Moon recruits: board your cruisers, man your battle stations, rev your engines. But lose the metaphor, dig? Let the monkey self swim a bit. As René Daumal notes in Mount Analogue, a book he left unfinished at the time of his death, “the view one has from a high peak is not registered in the same perceptive range as a still life or an ordinary landscape.” Just so we’re clear: I equate the latter with non-turned-on beginner’s consciousness. The Demiurge plants throughout that realm demons disguised as humans. They want us to go out there and earn points, remember? These trance-scripts, meanwhile, serve as “souvenirs” of our daily ascents. Look around, up and down. Navigate around tables, militaries, game boards. For those of you interested in attempts to articulate a theory of Acid Communism, be sure to eyeball Jeremy Gilbert’s latest, a piece called “Psychedelic Socialism: The Politics of Consciousness, the Legacy of the Counterculture, and the Future of the Left.” While Gilbert’s stance here strikes me as being too timid in its discussion of psychedelics, and too fierce in its critique of selfhood, there’s still plenty in the piece that he gets right, particularly when he gets around to skewering the contemporary Left’s knee-jerk “hippie-phobia.” The Left’s lack of charity in its historical memory when it comes to the 60s counterculture pains me greatly.

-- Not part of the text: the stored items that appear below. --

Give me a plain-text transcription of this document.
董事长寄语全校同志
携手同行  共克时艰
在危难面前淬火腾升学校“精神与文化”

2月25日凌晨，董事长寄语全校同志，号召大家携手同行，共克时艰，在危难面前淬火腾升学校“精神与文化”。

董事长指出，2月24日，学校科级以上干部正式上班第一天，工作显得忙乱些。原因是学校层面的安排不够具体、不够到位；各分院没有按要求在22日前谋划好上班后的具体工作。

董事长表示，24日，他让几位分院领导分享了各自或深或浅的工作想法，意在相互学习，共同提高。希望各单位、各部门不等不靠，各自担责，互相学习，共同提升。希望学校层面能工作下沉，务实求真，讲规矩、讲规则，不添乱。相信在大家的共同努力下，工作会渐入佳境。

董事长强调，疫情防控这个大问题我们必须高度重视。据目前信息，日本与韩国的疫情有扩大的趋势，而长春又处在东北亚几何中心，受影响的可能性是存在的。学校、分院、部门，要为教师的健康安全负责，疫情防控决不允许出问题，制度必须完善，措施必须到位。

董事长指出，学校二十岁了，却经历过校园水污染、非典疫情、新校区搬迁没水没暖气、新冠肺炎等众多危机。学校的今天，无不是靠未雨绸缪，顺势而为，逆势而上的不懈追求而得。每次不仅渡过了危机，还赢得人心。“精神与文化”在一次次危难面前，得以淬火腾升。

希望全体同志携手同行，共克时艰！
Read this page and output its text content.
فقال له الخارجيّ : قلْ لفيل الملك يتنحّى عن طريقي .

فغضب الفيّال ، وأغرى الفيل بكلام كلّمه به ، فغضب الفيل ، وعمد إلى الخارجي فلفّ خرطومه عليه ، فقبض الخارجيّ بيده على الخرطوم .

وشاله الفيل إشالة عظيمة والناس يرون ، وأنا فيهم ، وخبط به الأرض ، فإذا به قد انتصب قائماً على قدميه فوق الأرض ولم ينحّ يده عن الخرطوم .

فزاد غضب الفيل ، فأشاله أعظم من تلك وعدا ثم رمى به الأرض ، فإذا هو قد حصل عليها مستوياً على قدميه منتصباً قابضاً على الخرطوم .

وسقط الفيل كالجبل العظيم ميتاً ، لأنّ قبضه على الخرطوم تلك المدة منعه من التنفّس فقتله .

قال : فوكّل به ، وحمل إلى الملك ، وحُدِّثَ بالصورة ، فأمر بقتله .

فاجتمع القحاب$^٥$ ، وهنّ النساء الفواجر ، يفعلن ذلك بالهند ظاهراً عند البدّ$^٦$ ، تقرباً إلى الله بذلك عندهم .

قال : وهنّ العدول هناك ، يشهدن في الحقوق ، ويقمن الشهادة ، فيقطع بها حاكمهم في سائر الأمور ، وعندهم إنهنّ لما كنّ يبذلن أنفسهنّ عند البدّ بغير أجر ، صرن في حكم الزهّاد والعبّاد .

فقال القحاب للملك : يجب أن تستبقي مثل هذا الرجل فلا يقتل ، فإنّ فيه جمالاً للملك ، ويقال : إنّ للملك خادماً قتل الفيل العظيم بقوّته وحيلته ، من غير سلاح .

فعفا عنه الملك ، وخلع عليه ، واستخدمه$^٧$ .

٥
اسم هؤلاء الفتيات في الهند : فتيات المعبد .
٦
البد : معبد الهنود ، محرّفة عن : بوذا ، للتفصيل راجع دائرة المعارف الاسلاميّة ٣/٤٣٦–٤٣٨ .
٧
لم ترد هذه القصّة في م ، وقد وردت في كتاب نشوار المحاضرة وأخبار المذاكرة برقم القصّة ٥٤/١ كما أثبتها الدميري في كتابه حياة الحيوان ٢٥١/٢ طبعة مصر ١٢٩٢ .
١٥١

Of course, this is why the battle must be fought also at the level of form, as the latter serves as the linguistic-material anchor-bed of consciousness, while itself being the product of a practice. Hence the method I employ here: trance-scription keeps faith with the experimentalism of the 60s and 70s freak-left. It makes the practice of writing into an act of utopian prefiguration of psychic liberation. I mean, if Psychedelic Marxists are serious about wanting to raise consciousness, then for fuck’s sake: start here, start now. Getting high is one easy and reliable way to do so — especially when one does so with others and among an Internet public. Wasn’t it Funkadelic that sang, “Free Your Mind…and Your Ass Will Follow”?